Order of Access and Relevancy

What is the order of access, which is the most relevant one?

  • Details < Document Component < Document < Web Page

[This is my linear representation of a graphic which represented these phenomena as circles within circles, getting progressively larger, with “web page” being the largest circle.]

Which level do readers first attend to? Which do they mostly rely on? Which level motivated people to move a level up or down? Which level is closure?

A particular detail might be within one component or across several components of a document, or across components of multiple documents. I propose an integrated conceptual model. This relates genre, relevance, cognitive processes, and communicative behaviour. How do each of these enter into the comprehension process? Genres are perceived at multiple levels and influence the interpretation of the document space and comprehension of information space. My aim is to expand relevance theory in regard to web documents.

The next step will be an empirical study of the cognitive processes involved in document comprehension, looking at genres at multiple levels, expectations of relevance, and navigation patterns, to apply the explanatory power of relevance theory.
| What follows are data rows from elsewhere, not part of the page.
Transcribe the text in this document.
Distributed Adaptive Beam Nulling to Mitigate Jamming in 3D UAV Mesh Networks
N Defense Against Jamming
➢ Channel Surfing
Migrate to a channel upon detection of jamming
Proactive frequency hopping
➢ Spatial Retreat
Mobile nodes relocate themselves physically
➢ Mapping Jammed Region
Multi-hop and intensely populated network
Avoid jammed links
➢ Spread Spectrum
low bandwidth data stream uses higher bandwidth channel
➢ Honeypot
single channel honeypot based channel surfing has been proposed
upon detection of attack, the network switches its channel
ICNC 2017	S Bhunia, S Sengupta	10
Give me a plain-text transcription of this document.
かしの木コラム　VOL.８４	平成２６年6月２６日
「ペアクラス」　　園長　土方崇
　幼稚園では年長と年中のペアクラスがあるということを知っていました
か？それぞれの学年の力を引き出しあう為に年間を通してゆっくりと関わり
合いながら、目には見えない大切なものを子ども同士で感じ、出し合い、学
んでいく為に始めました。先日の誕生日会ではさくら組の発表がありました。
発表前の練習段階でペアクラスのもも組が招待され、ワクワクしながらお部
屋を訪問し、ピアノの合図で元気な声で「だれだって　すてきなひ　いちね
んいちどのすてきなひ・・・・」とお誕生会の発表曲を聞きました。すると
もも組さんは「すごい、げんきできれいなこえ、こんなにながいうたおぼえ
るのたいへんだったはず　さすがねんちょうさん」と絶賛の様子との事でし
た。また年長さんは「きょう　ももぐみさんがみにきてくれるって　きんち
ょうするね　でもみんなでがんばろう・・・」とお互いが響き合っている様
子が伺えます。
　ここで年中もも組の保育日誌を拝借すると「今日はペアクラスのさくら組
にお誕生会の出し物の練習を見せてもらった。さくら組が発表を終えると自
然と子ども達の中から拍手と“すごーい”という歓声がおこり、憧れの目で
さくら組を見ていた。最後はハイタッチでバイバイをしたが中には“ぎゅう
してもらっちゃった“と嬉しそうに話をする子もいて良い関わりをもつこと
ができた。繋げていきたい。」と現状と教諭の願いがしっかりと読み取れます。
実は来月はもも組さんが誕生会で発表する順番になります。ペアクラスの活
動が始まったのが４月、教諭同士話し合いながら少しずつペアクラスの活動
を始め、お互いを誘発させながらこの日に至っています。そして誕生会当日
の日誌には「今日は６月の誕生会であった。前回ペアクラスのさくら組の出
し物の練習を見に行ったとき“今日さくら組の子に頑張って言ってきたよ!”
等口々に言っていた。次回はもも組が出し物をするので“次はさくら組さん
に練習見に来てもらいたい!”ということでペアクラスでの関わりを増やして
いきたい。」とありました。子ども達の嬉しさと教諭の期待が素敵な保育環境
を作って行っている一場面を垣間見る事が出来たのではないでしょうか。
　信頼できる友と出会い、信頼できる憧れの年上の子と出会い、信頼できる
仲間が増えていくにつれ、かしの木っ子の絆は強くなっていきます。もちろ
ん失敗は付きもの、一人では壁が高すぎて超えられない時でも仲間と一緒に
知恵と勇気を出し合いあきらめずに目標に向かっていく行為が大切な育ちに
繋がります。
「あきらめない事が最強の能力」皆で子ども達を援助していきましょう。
Question from the audience: By genre, do you mean the different levels of a document?

Answer: It can be an article, an abstract, a web page, or a web site. I haven’t identified genre at different levels in the literature. An article can be a genre itself, but the presentation style of the particular journal can be a genre in itself; and an abstract and an article may be included in the same document, but they are both genres. Even in the abstract there is a communicative purpose, so if we’re trying to locate a particular detail it might still be related to the surrounding environment, so I wonder what first comes to the reader? What first influences his comprehension or interpretation of the document?

Question from the moderator: You listed “related articles”, is that a genre too? You had it on one of your slides.

Answer: The representations were selected randomly from different journals. I mentioned that even in these three there are some common characteristics on the level of a web page. There are some common elements.

Comment from the audience: It’s hierarchical, like broader and narrower terms.